本作『人間失格』は不朽の名作と言われる。私も若い頃から何回か読んでいるはずだ。だが、その内容はまったく憶えていない。それもそのはずで、あらためて読み終えた今も何が書かれていたのか、よく分からないのである。

ここでは、そのわけを探っていきたい。

まず、本作の特徴は二重構造になっている点にある。「はしがき」と「あとがき」が、(当たり前だが)最初と最後にあって、それらに挟み込まれる形で「第一の手記」「第二の手記」「第三の手記」が置かれている。挟み込まれている3つの手記は、大庭葉蔵という人物が自らの半生を語る独白である。「はしがき」と「あとがき」は、それらの手記を入手したという作者が書いている──という建付けの二重構造である。

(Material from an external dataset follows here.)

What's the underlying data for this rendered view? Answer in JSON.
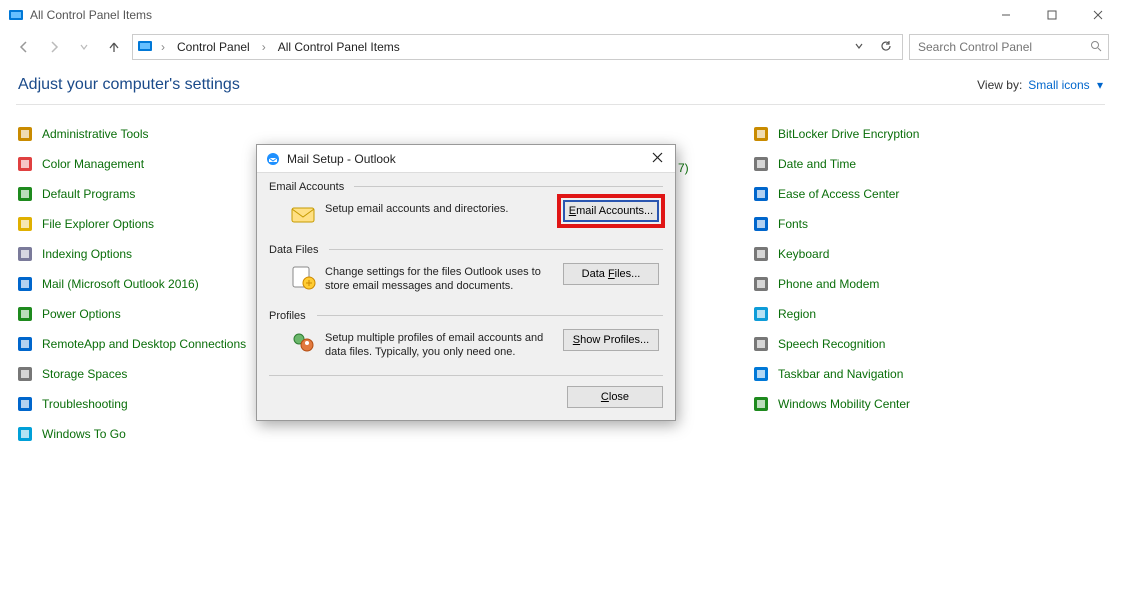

だが、葉蔵と作者・太宰治は同一人物に違いない。後年を生きる我々読者は、破滅的な生き方をした葉蔵の独白が(事の子細はともかく概略)、太宰の人生そのものであることを知っている。

同一人物のはずだが、この二人は明らかに人格が異なる。「はしがき」と「あとがき」を書く作者は常識人として、葉蔵を「狂人」とまで言って批判的に見ている。

小説家の佐藤正午は『小説の読み書き』という本で、葉蔵である太宰が常識人のふりをして、「はしがき」と「あとがき」を書いている可能性を指摘する。だとすると、批判されているはずの葉蔵は、常識人の後ろに回り、常識人を見ていることになる。となると、もともと葉蔵の居たところ──つまり、常識人の前──にはいったい誰が居るのか、と問うのである。

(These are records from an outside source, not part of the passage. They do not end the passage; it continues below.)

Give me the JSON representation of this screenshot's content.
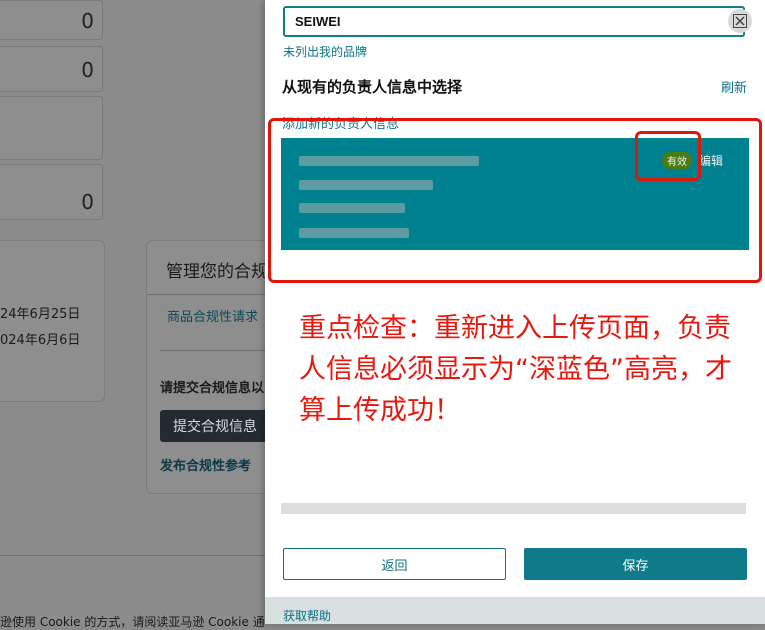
{
  "background": {
    "counts": [
      "0",
      "0",
      "0"
    ],
    "dates": [
      "24年6月25日",
      "024年6月6日"
    ],
    "card_title": "管理您的合规",
    "request_link": "商品合规性请求",
    "submit_prompt": "请提交合规信息以",
    "submit_button": "提交合规信息",
    "reference_link": "发布合规性参考",
    "cookie_text": "逊使用 Cookie 的方式，请阅读亚马逊 Cookie 通"
  },
  "drawer": {
    "brand_value": "SEIWEI",
    "brand_unlisted_link": "未列出我的品牌",
    "section_title": "从现有的负责人信息中选择",
    "refresh_label": "刷新",
    "add_new_link": "添加新的负责人信息",
    "status_badge": "有效",
    "edit_label": "编辑",
    "back_button": "返回",
    "save_button": "保存",
    "help_link": "获取帮助"
  },
  "annotation": {
    "note": "重点检查：重新进入上传页面，负责人信息必须显示为“深蓝色”高亮，才算上传成功！",
    "color": "#e5190f"
  },
  "colors": {
    "accent": "#0f7b8a",
    "card_selected": "#008190",
    "badge": "#4c7a16"
  }
}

もちろん、佐藤が暗に示唆しているのは読者の我々である。葉蔵の生きづらさや弱さは皆、身に覚えがあるだろう。私にも彼と同じようなところは多々ある。だが、私の印象はやはり冒頭で触れたように、そこ(もともと葉蔵が居たところ)には誰も居ないのである。

その訳の一つには、時代が違って「我がこと」のようには考えにくいという事情がある。一つには、私は大庭葉蔵のように頭が良いわけでも、初対面の女性誰しもから好かれるほど秀でた容姿があるわけでもないということもある。さらには、何をやっても最終的には助けてくれる裕福な実家があるわけでもない。

したがって現代的な視点で見れば、恵まれた境遇にいる者が自分に、あるいは世間に甘えているようにしか思えず、感情移入できないのである。

にもかかわらず、こうして何回も読んでしまうのは何故だろう。ひょっとしたら太宰は読者が容易に感情移入できないことも承知の上で、この作品を書いたのかもしれない。そして繰り返し読む私は彼の術中に嵌まっているのかもしれない。

蛇足だが、大庭葉蔵は字が異なるものの私の父と同姓同名である。